Криминал 03.12.17 19:32

Одинокий пикет сценариста. «Одесса 913», сделано на Малой Арнаутской?

FLB: Перед началом спектакля «Одесса 913» охрана Театра им. М.Н. Ермоловой нанесла побои писателю и сценаристу Валерию Рокотову. У главного входа в театр сценарист стоял с плакатом «Долой бандитские антрепризы!»

Одинокий пикет сценариста. «Одесса 913», сделано на Малой Арнаутской?

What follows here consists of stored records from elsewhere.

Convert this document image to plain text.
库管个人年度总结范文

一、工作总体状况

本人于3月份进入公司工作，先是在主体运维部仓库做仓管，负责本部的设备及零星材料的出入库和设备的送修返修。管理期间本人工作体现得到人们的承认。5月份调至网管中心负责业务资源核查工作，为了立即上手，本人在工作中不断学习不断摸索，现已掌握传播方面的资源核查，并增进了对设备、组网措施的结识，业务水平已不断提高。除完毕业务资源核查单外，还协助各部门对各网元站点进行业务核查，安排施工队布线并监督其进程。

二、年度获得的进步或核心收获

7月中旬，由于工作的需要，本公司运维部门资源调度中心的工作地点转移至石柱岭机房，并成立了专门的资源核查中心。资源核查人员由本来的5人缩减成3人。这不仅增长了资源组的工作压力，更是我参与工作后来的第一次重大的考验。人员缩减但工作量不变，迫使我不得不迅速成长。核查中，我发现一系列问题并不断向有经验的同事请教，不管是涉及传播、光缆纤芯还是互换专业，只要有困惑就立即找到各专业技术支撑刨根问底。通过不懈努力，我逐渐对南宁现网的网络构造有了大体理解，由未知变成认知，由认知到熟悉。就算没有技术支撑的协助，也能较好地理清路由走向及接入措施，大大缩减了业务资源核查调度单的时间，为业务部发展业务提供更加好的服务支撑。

Вечером 30 ноября 2017 года в московском Театр им. М.Н. Ермоловой произошло происшествие в «одесском стиле». Перед началом спектакля «Одесса 913» писатель и сценарист Валерий Рокотов организовал одиночный пикет у главного входа в театр, выступая против нарушения его авторских прав. В руках Рокотов держал листовки, которые раздавал зрителям, рядом на обычной швабре он закрепил плакат «Долой бандитские антрепризы!» С этого всё и началось. После короткого и решительного разговора представителей «учреждения культуры» со сценаристом, плакат оказался разорван в клочья. Завязалась потасовка. В результате у Валерия Рокотова – сломан нос и разбит затылок. (Повреждения зафиксированы в травмопункте). Двое охранников или администраторов театра теперь сетуют на якобы порванные брюки и разбитые часы. Посмотрите на этих представителей Мельпомены (на 32 сек., один в чёрном капюшоне, второй в белом свитере):

Валерий Рокотов – давний автор газеты «Совершенно секретно». И, кстати, в основе театрального конфликта, связанного с нарушением его авторских прав, лежит его публикация в газете «Рыцарь с большой дороги» (№ 10, октябрь 2004 г.)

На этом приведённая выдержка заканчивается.